P.S. not what we hoped for

Fans were displeased with this teenage romantic comedy as it did not fare well compared to the original movie.

Netflix Inc.

Fans were displeased with this teenage romantic comedy as it did not fare well compared to the original movie.

Avery Nelson, Staff Writer

On Feb. 12, 2020, the sequel to “To All the Boys I’ve Loved Before,” “To All the Boys: P.S. I Still Love You” was released to anxiously awaiting fans. Having been almost a year and a half since the previous movie had been released, people all across the world could be seen snuggling into their favorite blanket while laying on the couch watching the newest Netflix original. 

In August of 2018, “To All the Boys I’ve Loved Before,” based on Jenny Han’s novel, produced by Jordan Levin, was added to Netflix’s list of originals. It was an instant hit among teenage girls who were able to watch Lara Jean Song Covey, played by Lana Condor, and Peter Kavinsky, played by Noah Centineo, share little moments as their fake relationship grew to much more. This teen romance movie contained the perfect balance of dramatic, over-the-top scenes mixed with moments that would bring viewers back to reality. On the contrary, the sequel to this fan-favorite lacked the special moments between Covey and Kavinsky that all fans were dying to see more of. 

This movie picks up right where the previous one left off, as Covey and Kavinsky end their fake relationship to start a real one. Like any normal relationship, these two go through their ups and downs together as they discover how their relationship really started. With a newcomer named John Ambrose McClaren, played by Jordan Fisher, who also received one of the infamous love letters, the pot between these three life-long friends begins to simmer. At times in this film, the balance between these character’s personalities does not seem quite right. In one scene, Kavinsky is portrayed as much more of a jerk than usual, while McClaren seems a little too nice. As Covey manages to navigate through this love triangle, it is apparent that this film is also intent on inserting as much drama as possible, that it forgets to document the growth of Covey and Kavinsky’s actual relationship. 

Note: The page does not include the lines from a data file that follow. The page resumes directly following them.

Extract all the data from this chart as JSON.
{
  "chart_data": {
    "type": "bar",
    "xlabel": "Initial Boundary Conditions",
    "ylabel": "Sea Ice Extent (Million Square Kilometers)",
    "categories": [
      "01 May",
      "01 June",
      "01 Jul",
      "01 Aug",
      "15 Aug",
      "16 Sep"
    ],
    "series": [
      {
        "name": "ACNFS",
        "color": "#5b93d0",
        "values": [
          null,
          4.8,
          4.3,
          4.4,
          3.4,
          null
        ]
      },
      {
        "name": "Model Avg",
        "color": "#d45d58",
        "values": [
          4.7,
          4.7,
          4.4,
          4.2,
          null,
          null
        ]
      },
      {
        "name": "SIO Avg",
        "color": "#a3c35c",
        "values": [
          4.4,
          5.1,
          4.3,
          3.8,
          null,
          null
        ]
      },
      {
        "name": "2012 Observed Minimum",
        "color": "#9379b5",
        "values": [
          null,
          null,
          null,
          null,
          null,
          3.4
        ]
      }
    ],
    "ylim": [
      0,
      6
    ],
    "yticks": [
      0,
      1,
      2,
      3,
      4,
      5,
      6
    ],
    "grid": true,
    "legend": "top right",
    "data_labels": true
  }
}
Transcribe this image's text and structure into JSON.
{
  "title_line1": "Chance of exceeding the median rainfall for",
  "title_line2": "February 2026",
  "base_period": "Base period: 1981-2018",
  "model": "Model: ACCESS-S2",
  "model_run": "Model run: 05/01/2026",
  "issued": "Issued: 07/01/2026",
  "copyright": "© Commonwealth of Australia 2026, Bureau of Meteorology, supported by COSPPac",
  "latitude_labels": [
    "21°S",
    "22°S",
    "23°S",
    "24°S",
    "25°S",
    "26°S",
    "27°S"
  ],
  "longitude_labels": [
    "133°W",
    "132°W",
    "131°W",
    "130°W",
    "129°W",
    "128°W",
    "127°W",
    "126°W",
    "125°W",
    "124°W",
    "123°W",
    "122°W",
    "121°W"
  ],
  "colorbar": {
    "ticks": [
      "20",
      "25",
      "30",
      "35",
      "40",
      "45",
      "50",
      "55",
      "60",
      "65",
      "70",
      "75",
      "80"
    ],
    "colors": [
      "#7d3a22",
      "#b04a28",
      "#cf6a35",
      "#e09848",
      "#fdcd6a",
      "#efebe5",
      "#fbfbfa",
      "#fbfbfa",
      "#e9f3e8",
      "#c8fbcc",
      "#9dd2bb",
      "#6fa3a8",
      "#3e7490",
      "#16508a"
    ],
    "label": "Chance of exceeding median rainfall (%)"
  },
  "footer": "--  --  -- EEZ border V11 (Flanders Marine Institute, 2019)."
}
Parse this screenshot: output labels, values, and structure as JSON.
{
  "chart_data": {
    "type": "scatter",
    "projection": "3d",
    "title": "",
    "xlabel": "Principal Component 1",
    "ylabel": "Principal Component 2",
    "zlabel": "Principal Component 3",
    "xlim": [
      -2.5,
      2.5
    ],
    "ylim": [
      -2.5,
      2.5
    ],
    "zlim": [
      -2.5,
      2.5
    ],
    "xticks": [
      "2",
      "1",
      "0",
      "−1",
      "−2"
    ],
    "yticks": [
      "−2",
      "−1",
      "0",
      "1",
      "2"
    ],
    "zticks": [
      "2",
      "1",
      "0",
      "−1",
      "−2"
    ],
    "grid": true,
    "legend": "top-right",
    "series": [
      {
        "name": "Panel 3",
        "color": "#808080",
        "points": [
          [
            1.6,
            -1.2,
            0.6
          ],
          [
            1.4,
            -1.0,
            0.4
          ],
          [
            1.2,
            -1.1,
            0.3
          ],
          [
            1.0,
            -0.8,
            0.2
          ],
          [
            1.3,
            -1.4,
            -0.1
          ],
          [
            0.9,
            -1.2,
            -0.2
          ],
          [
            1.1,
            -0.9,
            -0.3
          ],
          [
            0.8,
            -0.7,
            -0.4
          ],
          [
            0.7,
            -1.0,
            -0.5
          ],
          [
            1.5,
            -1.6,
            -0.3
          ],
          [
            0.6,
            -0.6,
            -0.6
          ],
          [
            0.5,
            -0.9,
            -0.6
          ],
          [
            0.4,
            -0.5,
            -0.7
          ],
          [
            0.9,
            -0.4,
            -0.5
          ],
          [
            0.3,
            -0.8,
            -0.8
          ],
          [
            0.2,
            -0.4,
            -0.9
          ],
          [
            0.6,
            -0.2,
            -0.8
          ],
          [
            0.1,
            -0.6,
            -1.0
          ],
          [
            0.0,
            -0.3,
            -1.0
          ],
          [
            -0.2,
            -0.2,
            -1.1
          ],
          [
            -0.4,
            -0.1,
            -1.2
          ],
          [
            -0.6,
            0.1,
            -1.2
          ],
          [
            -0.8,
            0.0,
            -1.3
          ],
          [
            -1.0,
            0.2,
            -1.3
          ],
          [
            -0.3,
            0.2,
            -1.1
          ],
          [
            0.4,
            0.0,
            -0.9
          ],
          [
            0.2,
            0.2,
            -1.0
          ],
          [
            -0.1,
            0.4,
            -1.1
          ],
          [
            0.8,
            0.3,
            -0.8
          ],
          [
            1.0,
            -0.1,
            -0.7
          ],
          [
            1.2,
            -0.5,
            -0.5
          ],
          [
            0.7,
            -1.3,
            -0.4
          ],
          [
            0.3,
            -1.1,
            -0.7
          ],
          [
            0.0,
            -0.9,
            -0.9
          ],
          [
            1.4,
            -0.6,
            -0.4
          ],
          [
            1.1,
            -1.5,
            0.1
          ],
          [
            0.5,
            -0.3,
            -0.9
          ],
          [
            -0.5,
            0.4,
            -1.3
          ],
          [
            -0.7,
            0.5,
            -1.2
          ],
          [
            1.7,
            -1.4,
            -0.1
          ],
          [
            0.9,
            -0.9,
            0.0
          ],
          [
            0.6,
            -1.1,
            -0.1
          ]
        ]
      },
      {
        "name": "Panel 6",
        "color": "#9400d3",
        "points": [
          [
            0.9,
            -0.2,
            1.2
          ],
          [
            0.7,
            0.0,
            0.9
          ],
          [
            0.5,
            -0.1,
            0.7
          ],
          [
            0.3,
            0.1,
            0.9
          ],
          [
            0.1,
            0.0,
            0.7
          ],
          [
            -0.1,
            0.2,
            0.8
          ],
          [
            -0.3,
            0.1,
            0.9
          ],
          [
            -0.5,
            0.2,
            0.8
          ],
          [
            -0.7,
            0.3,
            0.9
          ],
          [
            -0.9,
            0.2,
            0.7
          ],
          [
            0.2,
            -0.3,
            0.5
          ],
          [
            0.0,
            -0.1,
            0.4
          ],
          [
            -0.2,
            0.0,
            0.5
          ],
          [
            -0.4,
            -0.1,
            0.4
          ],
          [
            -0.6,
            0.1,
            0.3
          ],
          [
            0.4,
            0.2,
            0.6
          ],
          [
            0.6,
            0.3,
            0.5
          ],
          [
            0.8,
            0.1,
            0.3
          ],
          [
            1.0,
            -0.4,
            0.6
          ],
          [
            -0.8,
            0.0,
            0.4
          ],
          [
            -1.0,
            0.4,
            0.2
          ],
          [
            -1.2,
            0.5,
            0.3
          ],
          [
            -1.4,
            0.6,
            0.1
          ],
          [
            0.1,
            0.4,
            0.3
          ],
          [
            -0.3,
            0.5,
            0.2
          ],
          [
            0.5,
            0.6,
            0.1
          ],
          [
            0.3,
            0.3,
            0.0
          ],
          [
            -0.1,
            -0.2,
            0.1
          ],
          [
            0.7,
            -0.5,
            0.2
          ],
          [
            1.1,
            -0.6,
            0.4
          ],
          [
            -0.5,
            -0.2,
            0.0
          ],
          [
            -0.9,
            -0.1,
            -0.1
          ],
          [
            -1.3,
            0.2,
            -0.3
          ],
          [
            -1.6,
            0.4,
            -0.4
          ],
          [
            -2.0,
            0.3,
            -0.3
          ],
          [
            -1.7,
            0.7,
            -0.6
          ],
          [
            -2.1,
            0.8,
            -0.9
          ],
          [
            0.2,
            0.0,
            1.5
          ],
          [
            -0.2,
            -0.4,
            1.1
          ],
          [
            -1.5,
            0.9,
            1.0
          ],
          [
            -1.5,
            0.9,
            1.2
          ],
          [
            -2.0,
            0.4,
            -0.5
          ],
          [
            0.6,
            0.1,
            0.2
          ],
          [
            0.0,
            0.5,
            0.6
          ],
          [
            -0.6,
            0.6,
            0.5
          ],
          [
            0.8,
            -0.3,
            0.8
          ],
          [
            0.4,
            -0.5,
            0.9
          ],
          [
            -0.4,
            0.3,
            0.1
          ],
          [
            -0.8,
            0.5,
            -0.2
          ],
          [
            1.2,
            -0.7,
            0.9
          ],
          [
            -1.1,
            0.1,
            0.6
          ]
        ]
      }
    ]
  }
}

“To All the Boys: P.S. I Still Love You” is just a different chapter of the same book documenting Covey and Kavinsky’s growth as high school students and as a couple. It takes more of a “high school version” approach of relationships, which allows the viewers to be able to truly connect to the content of the film. Despite this movie being saturated with scenes that appear to be trying too hard, it is a perfectly fine way to relax and unwind.